In this work, a comparison between analytical and numerical methods for the analysis of torsional oscillation was performed. The engine’s component can be reduced to a lumped system adopting simplification on inertia and stiffness of the crankshaft.

FE modal analysis and lumped model critical torsional frequencies are in good agreement, with an error that is below 8%, allowing an easy and non-time-consuming approach for the estimation of the critical frequencies. Harmonic frequencies—critical frequencies diagram can be constructed to identify possible resonance conditions at a given rotational regime of the engine and the engine torque can be decomposed adopting Fourier’s series to analyze possible resonance conditions that can happen in strokes.

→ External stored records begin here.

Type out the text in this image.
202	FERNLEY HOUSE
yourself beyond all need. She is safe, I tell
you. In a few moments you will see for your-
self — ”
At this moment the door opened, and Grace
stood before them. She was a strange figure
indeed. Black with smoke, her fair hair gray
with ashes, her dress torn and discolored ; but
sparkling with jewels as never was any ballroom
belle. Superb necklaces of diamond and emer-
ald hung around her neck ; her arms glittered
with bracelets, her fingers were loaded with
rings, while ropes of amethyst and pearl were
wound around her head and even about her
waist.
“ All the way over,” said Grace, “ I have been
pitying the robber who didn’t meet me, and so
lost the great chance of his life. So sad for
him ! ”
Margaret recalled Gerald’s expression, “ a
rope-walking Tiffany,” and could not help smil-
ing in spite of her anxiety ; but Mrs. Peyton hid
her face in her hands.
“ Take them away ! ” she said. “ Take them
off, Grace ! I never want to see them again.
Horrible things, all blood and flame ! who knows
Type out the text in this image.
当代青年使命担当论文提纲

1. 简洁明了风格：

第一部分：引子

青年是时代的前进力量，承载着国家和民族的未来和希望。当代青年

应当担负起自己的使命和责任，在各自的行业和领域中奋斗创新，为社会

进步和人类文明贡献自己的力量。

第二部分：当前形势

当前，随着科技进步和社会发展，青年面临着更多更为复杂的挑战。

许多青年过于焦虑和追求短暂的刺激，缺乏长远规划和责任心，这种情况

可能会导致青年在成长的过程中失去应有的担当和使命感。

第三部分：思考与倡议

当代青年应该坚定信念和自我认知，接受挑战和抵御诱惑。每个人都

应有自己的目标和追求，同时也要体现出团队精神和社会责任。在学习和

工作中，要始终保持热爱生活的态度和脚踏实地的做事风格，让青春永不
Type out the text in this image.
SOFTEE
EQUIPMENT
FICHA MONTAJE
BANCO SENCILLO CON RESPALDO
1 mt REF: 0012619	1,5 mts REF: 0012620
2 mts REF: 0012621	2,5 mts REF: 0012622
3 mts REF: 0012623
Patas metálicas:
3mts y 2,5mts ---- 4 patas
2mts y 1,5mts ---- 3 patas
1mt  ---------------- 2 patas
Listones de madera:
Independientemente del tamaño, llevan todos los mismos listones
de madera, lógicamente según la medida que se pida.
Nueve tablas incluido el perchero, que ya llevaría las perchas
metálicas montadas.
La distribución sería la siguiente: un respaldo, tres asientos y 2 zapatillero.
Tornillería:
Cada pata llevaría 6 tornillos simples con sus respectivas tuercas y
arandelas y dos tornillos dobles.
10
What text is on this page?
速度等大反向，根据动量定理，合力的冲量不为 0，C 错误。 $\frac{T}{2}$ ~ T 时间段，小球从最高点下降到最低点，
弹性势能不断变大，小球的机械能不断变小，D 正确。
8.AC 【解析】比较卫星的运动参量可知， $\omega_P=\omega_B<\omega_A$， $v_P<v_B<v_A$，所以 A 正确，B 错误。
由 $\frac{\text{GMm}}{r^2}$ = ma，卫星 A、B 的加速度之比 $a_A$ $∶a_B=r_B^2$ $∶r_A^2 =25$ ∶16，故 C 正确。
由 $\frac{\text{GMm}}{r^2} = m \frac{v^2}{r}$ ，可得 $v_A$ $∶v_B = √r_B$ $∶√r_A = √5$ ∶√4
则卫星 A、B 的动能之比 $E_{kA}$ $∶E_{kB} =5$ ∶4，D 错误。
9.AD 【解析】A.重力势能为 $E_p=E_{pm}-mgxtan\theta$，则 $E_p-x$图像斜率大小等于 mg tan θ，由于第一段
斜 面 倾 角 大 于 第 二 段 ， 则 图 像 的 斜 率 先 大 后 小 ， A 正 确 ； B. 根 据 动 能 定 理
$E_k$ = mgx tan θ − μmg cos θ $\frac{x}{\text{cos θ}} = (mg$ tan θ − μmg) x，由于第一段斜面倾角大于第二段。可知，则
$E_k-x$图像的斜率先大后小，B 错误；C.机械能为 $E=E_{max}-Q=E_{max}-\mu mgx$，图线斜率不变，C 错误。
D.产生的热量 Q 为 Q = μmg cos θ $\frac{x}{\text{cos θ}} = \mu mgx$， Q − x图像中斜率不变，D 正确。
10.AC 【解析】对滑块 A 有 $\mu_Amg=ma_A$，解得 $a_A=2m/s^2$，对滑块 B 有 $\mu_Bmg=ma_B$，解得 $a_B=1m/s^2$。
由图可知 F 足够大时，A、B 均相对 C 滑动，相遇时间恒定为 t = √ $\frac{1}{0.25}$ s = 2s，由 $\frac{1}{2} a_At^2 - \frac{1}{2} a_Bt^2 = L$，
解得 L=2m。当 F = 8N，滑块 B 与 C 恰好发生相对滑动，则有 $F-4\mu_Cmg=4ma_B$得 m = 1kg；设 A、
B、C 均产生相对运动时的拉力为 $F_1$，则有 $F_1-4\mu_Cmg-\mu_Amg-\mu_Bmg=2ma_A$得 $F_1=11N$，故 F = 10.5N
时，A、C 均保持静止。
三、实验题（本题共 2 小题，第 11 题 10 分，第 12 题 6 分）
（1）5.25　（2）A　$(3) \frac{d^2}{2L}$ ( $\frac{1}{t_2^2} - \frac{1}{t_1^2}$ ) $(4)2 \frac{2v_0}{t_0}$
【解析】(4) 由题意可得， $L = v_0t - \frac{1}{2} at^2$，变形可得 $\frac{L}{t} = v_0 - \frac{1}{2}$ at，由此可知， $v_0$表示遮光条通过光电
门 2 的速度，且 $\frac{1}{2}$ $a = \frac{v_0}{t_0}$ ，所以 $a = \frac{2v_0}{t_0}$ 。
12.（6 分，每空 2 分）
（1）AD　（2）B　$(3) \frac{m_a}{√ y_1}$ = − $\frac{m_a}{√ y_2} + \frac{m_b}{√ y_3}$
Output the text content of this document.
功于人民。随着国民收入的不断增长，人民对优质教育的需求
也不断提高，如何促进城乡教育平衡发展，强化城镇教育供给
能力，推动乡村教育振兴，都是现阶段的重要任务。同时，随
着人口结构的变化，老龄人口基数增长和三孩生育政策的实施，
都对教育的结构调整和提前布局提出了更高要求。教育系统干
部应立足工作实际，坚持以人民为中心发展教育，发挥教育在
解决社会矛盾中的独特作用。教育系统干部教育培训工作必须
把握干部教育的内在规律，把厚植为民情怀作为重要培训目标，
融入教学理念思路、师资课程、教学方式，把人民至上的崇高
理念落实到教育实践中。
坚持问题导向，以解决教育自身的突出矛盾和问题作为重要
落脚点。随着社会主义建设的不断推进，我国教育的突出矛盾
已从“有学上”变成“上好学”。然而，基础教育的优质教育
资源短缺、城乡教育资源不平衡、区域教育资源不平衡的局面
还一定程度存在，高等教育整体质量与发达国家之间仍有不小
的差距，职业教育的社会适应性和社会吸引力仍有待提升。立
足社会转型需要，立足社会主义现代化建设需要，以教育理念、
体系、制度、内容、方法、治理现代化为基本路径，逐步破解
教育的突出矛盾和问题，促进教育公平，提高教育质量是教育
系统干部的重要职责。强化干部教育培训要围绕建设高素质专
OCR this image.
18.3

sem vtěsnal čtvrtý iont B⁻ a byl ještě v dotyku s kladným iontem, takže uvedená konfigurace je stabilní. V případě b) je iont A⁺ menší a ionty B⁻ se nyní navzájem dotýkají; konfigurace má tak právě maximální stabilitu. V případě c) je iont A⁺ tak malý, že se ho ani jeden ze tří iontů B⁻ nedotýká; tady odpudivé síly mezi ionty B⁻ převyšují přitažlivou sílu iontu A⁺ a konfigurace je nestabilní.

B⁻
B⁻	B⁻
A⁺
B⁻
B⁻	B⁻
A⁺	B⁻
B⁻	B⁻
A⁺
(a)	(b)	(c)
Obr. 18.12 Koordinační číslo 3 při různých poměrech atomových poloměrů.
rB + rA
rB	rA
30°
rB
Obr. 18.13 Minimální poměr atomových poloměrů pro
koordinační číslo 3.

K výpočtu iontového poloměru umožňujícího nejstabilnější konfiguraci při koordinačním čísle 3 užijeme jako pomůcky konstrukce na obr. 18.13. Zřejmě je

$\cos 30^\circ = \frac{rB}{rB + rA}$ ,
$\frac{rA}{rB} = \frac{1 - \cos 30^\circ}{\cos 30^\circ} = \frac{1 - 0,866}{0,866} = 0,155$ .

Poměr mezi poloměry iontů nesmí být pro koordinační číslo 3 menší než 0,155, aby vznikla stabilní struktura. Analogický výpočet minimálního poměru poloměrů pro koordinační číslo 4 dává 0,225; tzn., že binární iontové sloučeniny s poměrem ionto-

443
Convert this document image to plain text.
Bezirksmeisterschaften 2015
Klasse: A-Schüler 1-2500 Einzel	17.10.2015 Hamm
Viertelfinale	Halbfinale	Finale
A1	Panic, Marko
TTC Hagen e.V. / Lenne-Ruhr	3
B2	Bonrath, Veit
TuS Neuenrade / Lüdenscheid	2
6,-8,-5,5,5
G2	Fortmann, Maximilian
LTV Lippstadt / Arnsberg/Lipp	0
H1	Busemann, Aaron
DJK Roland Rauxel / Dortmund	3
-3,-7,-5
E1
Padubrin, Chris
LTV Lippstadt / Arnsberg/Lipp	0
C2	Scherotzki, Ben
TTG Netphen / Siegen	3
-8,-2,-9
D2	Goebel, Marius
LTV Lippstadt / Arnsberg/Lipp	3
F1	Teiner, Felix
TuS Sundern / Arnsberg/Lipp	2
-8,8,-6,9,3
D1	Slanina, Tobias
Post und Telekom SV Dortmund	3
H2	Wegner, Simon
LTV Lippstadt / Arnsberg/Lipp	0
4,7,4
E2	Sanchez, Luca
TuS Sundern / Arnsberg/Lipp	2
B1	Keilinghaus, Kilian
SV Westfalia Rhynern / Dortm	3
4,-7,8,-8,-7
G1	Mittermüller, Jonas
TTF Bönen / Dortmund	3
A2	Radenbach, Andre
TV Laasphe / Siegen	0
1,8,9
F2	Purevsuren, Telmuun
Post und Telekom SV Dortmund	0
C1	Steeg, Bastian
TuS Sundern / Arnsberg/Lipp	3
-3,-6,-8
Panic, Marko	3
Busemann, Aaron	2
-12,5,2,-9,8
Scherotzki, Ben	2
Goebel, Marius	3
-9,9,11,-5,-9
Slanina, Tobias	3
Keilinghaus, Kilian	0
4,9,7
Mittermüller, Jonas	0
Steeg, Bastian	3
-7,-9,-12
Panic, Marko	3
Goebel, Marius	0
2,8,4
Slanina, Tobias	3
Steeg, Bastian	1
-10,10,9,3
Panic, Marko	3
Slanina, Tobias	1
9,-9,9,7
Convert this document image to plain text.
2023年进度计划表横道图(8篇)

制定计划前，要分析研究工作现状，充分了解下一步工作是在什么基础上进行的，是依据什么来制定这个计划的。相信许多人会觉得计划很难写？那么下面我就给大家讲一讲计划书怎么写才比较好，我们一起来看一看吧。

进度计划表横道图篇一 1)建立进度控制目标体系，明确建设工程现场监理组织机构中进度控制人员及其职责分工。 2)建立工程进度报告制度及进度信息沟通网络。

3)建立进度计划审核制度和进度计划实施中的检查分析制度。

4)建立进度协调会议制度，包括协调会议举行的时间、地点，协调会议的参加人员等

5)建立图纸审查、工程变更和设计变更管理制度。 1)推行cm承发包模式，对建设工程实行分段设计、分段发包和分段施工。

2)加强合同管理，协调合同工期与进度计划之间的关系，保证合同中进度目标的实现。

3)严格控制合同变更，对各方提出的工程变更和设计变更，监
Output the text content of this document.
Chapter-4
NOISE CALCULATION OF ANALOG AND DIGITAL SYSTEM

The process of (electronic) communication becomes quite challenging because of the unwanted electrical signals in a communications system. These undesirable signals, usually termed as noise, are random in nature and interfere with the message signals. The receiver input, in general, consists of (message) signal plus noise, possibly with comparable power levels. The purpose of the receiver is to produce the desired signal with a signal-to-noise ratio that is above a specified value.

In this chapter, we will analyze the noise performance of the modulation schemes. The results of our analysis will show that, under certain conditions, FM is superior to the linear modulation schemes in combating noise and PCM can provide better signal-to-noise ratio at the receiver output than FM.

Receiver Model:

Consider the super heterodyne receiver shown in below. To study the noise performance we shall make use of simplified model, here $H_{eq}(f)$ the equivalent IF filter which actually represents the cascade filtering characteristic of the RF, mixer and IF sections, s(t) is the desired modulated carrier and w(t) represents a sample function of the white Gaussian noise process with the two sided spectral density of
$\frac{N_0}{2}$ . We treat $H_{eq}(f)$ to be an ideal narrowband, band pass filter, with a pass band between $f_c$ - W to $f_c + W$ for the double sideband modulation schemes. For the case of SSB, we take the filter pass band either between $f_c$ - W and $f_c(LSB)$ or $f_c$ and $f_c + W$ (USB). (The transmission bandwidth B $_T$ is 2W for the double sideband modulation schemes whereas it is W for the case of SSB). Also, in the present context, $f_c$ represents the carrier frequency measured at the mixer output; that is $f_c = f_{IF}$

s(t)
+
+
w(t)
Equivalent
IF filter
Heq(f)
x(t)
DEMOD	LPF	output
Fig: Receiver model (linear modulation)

Compared to the state of the art, the present article differs for a series of innovative features. This study combines analytical approaches, such as Fourier series decomposition of the forces and torques generated during the combustion cycle, with numerical analysis based on FEA. This methodology allows for a more comprehensive analysis of torsional oscillations than other articles that focus primarily on just one of these approaches. The paper proposes a lumped mass system to represent the transmission system and driveshaft, significantly reducing the computational burden compared to fully three-dimensional modeling. This simplified approach maintains accuracy comparable with the numerical method (maximum error of less than 8%). Unlike some previous articles that focus only on simulations or theoretical analyses, this work uses experimental measurements of the combustion gases inside the chamber to determine the pressure during the thermodynamic cycle of a real engine. This data is then used to calculate the gas-inertial couples. Introducing a harmonic vs. diagram critical frequency, used to identify resonance conditions based on the engine rotation speed. This allows dangerous frequencies to be analyzed in the operating context of the engine. The study analyzes a specific turbodiesel engine, largely adopted in automotive applications, and links the theoretical results to real-world scenarios, such as maximum torque conditions, making the results directly applicable to engineering design.